Langkah itu diumumkan hari Kamis dalam pertemuan puncak yang jarang terjadi di Tokyo antara Yoon dan Kishida. Lawatan Yoon ke Jepang adalah kunjungan bilateral pertama yang dilakukan seorang presiden Korea Selatan dalam 12 tahun ini.
“Pertemuan hari ini dengan PM Kishida memiliki makna khusus untuk memberi tahu rakyat kedua negara kita bahwa hubungan Korea Selatan-Jepang, yang telah mengalami masa-masa sulit karena berbagai masalah, kini berada pada titik awal baru,” kata Yoon.

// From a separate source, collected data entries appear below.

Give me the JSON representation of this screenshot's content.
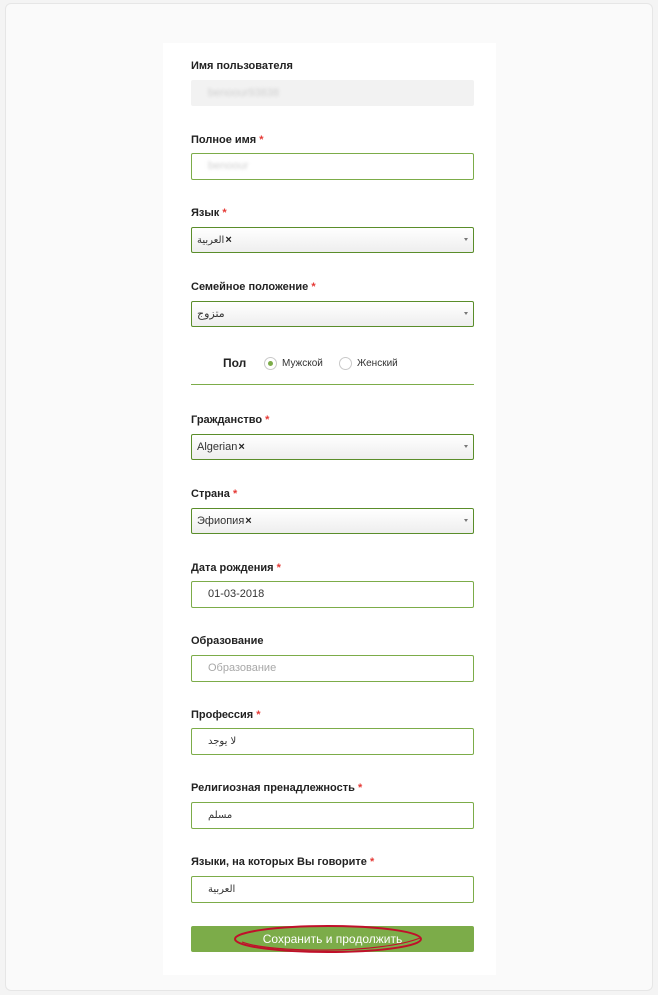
{
  "form": {
    "username": {
      "label": "Имя пользователя",
      "value": "benoour93838"
    },
    "fullname": {
      "label": "Полное имя",
      "required": "*",
      "value": "benoour"
    },
    "language": {
      "label": "Язык",
      "required": "*",
      "chip": "العربية",
      "chip_remove": "×"
    },
    "marital": {
      "label": "Семейное положение",
      "required": "*",
      "value": "متزوج"
    },
    "gender": {
      "label": "Пол",
      "options": [
        {
          "label": "Мужской",
          "checked": true
        },
        {
          "label": "Женский",
          "checked": false
        }
      ]
    },
    "citizenship": {
      "label": "Гражданство",
      "required": "*",
      "chip": "Algerian",
      "chip_remove": "×"
    },
    "country": {
      "label": "Страна",
      "required": "*",
      "chip": "Эфиопия",
      "chip_remove": "×"
    },
    "birthdate": {
      "label": "Дата рождения",
      "required": "*",
      "value": "01-03-2018"
    },
    "education": {
      "label": "Образование",
      "placeholder": "Образование"
    },
    "profession": {
      "label": "Профессия",
      "required": "*",
      "value": "لا يوجد"
    },
    "religion": {
      "label": "Религиозная пренадлежность",
      "required": "*",
      "value": "مسلم"
    },
    "spoken_languages": {
      "label": "Языки, на которых Вы говорите",
      "required": "*",
      "value": "العربية"
    },
    "submit_label": "Сохранить и продолжить"
  },
  "colors": {
    "accent": "#7cac49",
    "required": "#e53935",
    "annotation": "#c0102a"
  }
}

Duduk di seberang Yoon, Kishida mengatakan ia sangat gembira “memulai babak baru dari masa depan hubungan Jepang dan Korea Selatan yang berorientasi ke depan pada hari ini, ketika kita dapat merasakan datangnya musim semi.
Menurut kementerian perdagangan Korea Selatan, Jepang setuju untuk mencabut pembatasan ekspor komponen semikonduktor yang penting bagi Korea Selatan. Sebagai imbalannya, Korea Selatan akan membatalkan pengaduan terkait di Organisasi Perdagangan Dunia, lanjut kementerian itu.
Kedua pemimpin juga sepakat untuk mulai saling melakukan lawatan rutin ke negara lainnya. Lawatan semacam itu, yang disebut sebagai “diplomasi ulang alik,” telah ditangguhkan sejak 2011.
Yoon dan Kishida juga sepakat untuk “menormalisasi sepenuhnya” perjanjian berbagi data intelijen yang dikenal sebagai GSOMIA, kata Yoon.
Langkah ini merupakan bagian dari upaya Kishida dan Yoon untuk membangun hubungan yang berfokus ke depan yang dapat dengan lebih baik menghadapi tantangan bersama, seperti China dan Korea Utara.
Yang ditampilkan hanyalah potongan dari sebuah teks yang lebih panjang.